On the Sophomore Journey, the guys cheered each other on as they faced the challenges of canyoneering in Zion. Sam A. send us an inspiring update from Utah.
Today, we were awakend at 9:00, an hour later than yesterday's wake up! The blinding sun beamed through the hotel windows, illuminating the frosty ground and our tired faces.
We were still exhausted, but were soon re-energized by the sun’s warmth. Breakfast was short and sweet, a gentle introduction to the busy day ahead of us. After breakfast we had tefillah and in the session I participated in, Ms. Rubin led a guided listening of some songs. The music enhanced the nature around us; the trees felt taller, the grass greener, and the sky bluer. Pretty soon, the songs ended, and it was time to go to our respective activities: the guys were going canyoneering (rappelling down the canyons) and the girls were going rock climbing! We’d switch groups tomorrow, but now it was finally the time to get on the buses and head out to the wilderness of Zion National Park.
The bus ride was short, but it felt like forever. We stared out the windows, and absorbed the picturesque canyons as they flowed in and out of sight, taking in the scenery with hungry eyes. When we arrived at the canyon where we were going to rappel down, we met our guides, and started the precarious hike towards the top. Rocks crumbled with the weight of our bodies, and soil shifted beneath our hiking boots. After a short climb, we reached the top of the canyon taking in the panoramic view. One by one we stepped up to the edge of the canyon wall, and tried not to look down.
Our instructors told us how the process of rappelling worked, but when I was given my opportunity, I felt that there was no real preparation for what was to come. I was scared out of my mind, with clenched teeth and stiff muscles. I knew I wasn’t the only one who was afraid, but it didn’t seem to make the experience any easier. What got me through that paralyzing fear was the other guys. They cheered me on, which boosted my confidence and put me at ease.

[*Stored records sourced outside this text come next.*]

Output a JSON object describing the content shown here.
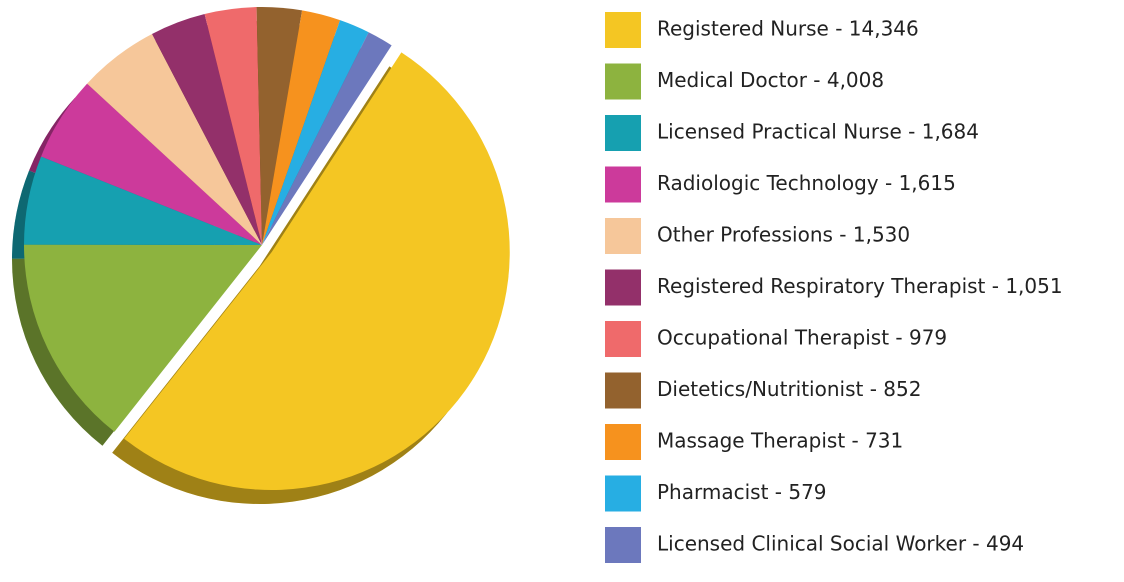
{
  "chart_data": {
    "type": "pie",
    "categories": [
      "Registered Nurse - 14,346",
      "Medical Doctor - 4,008",
      "Licensed Practical Nurse - 1,684",
      "Radiologic Technology - 1,615",
      "Other Professions - 1,530",
      "Registered Respiratory Therapist - 1,051",
      "Occupational Therapist - 979",
      "Dietetics/Nutritionist - 852",
      "Massage Therapist - 731",
      "Pharmacist - 579",
      "Licensed Clinical Social Worker - 494"
    ],
    "values": [
      14346,
      4008,
      1684,
      1615,
      1530,
      1051,
      979,
      852,
      731,
      579,
      494
    ],
    "colors": [
      "#f4c623",
      "#8db33f",
      "#16a0b0",
      "#cc3a9b",
      "#f6c79a",
      "#93306a",
      "#ef6a6b",
      "#93622e",
      "#f6921e",
      "#27aee3",
      "#6c78bd"
    ],
    "legend": "right"
  }
}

All at once, something clicked within me- I knew that I could succeed with them by my side. So, against my own will, I backed up towards the edge and lowered myself down--which was anti-intuitive--and I reached the bottom without a scratch! Little did I know that I had two rappels ahead, but in the moment, I felt like I had just climbed Mount Everest, all thanks to the guys who supported me. I cheered on the others because I knew how much the positive reinforcement helped me. The sophomore guys were bonding like we never had before, despite our differences.
The bonding didn’t stop there, however. As we exited the vast canyon through a stiflingly small passage, one of the guys got hurt and he was in a lot of pain. At first, we were at a loss for words and actions, awkwardly pretending like nothing happened. But all of a sudden, we looked at one another, and it was as if a spell had been broken. We all realized that one of our own was hurting, and we knew we had to help him. Even people who weren’t natural caretakers stepped up, reaching outside their comfort zones.

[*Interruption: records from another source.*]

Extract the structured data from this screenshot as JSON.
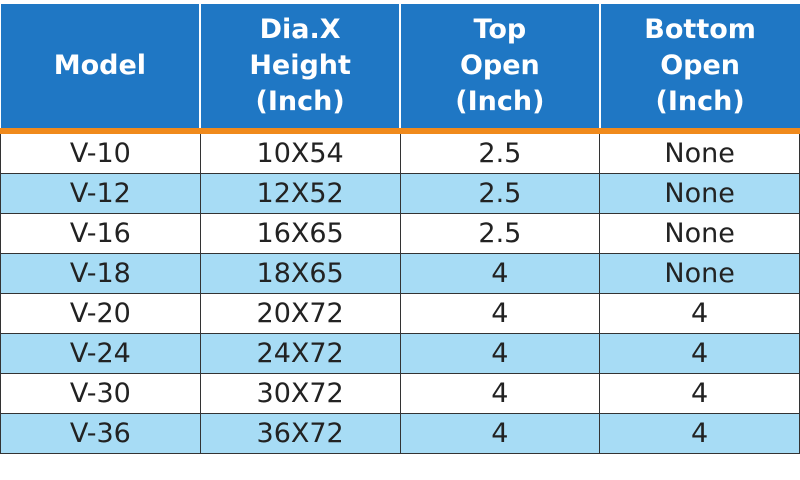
{
  "table": {
    "header": [
      [
        "Model"
      ],
      [
        "Dia.X",
        "Height",
        "(Inch)"
      ],
      [
        "Top",
        "Open",
        "(Inch)"
      ],
      [
        "Bottom",
        "Open",
        "(Inch)"
      ]
    ],
    "rows": [
      [
        "V-10",
        "10X54",
        "2.5",
        "None"
      ],
      [
        "V-12",
        "12X52",
        "2.5",
        "None"
      ],
      [
        "V-16",
        "16X65",
        "2.5",
        "None"
      ],
      [
        "V-18",
        "18X65",
        "4",
        "None"
      ],
      [
        "V-20",
        "20X72",
        "4",
        "4"
      ],
      [
        "V-24",
        "24X72",
        "4",
        "4"
      ],
      [
        "V-30",
        "30X72",
        "4",
        "4"
      ],
      [
        "V-36",
        "36X72",
        "4",
        "4"
      ]
    ]
  }
}
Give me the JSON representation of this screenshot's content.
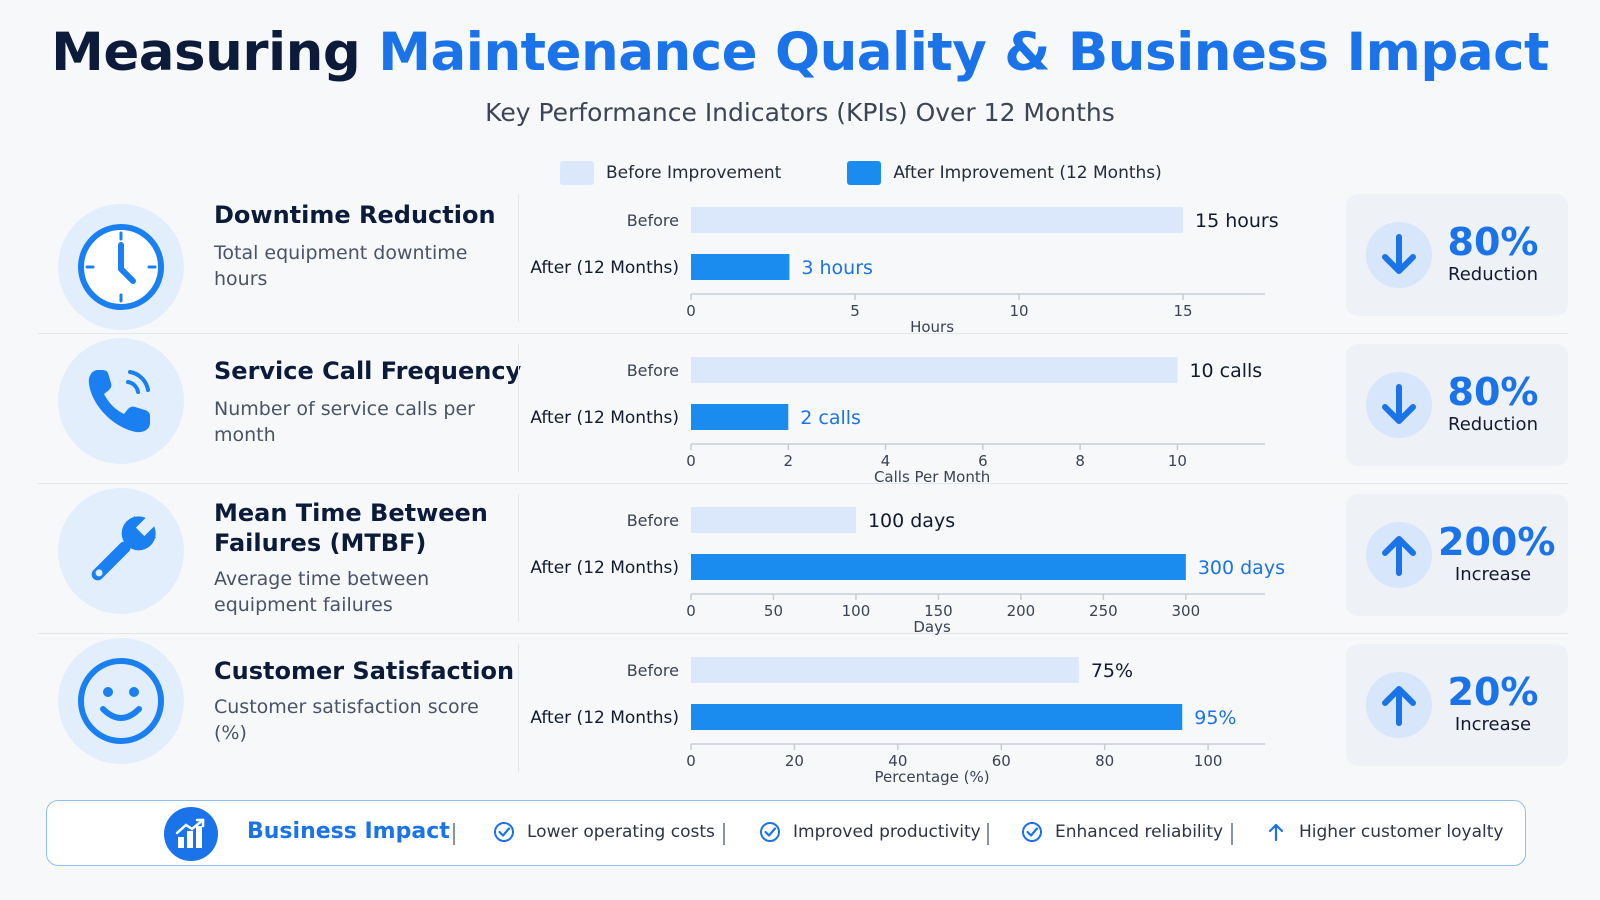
{
  "header": {
    "title_part1": "Measuring",
    "title_part2": "Maintenance Quality & Business Impact",
    "subtitle": "Key Performance Indicators (KPIs) Over 12 Months"
  },
  "legend": {
    "before": "Before Improvement",
    "after": "After Improvement (12 Months)"
  },
  "colors": {
    "accent": "#1a73e8",
    "before_bar": "#dbe8fb",
    "after_bar": "#1a8cf0",
    "navy": "#0d1b3a"
  },
  "kpis": [
    {
      "icon": "clock-icon",
      "title": "Downtime Reduction",
      "description": "Total equipment downtime hours",
      "impact_pct": "80%",
      "impact_label": "Reduction",
      "impact_direction": "down"
    },
    {
      "icon": "phone-icon",
      "title": "Service Call Frequency",
      "description": "Number of service calls per month",
      "impact_pct": "80%",
      "impact_label": "Reduction",
      "impact_direction": "down"
    },
    {
      "icon": "wrench-icon",
      "title": "Mean Time Between Failures (MTBF)",
      "description": "Average time between equipment failures",
      "impact_pct": "200%",
      "impact_label": "Increase",
      "impact_direction": "up"
    },
    {
      "icon": "smiley-icon",
      "title": "Customer Satisfaction",
      "description": "Customer satisfaction score (%)",
      "impact_pct": "20%",
      "impact_label": "Increase",
      "impact_direction": "up"
    }
  ],
  "chart_data": [
    {
      "type": "bar",
      "orientation": "horizontal",
      "categories": [
        "Before",
        "After (12 Months)"
      ],
      "values": [
        15,
        3
      ],
      "data_labels": [
        "15 hours",
        "3 hours"
      ],
      "xlabel": "Hours",
      "xticks": [
        0,
        5,
        10,
        15
      ],
      "xlim": [
        0,
        17.5
      ]
    },
    {
      "type": "bar",
      "orientation": "horizontal",
      "categories": [
        "Before",
        "After (12 Months)"
      ],
      "values": [
        10,
        2
      ],
      "data_labels": [
        "10 calls",
        "2 calls"
      ],
      "xlabel": "Calls Per Month",
      "xticks": [
        0,
        2,
        4,
        6,
        8,
        10
      ],
      "xlim": [
        0,
        11.8
      ]
    },
    {
      "type": "bar",
      "orientation": "horizontal",
      "categories": [
        "Before",
        "After (12 Months)"
      ],
      "values": [
        100,
        300
      ],
      "data_labels": [
        "100 days",
        "300 days"
      ],
      "xlabel": "Days",
      "xticks": [
        0,
        50,
        100,
        150,
        200,
        250,
        300
      ],
      "xlim": [
        0,
        348
      ]
    },
    {
      "type": "bar",
      "orientation": "horizontal",
      "categories": [
        "Before",
        "After (12 Months)"
      ],
      "values": [
        75,
        95
      ],
      "data_labels": [
        "75%",
        "95%"
      ],
      "xlabel": "Percentage (%)",
      "xticks": [
        0,
        20,
        40,
        60,
        80,
        100
      ],
      "xlim": [
        0,
        111
      ]
    }
  ],
  "footer": {
    "label": "Business Impact",
    "items": [
      {
        "text": "Lower operating costs",
        "icon": "check-circle-icon"
      },
      {
        "text": "Improved productivity",
        "icon": "check-circle-icon"
      },
      {
        "text": "Enhanced reliability",
        "icon": "check-circle-icon"
      },
      {
        "text": "Higher customer loyalty",
        "icon": "arrow-up-icon"
      }
    ]
  }
}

Today, the sophomore guys broke down barriers and stereotypes by being compassionate with one another. We found we could help a friend in need without being judgmental. No one got left behind--if one of us went down, we all went down with him.
After the long and tiring day at the canyons, we headed back to base camp in Springdale to meet up with the girls and hear about all their experiences climbing the rock walls in the boiling heat. They all expressed how much fun they had helping one another and enjoying their time in Utah. Our class had an amazing day full of new experiences that ended with an engaging game night led by the rashim.
I’m excited to see what tomorrow has in store for the class of 2019, because today sure was a blast!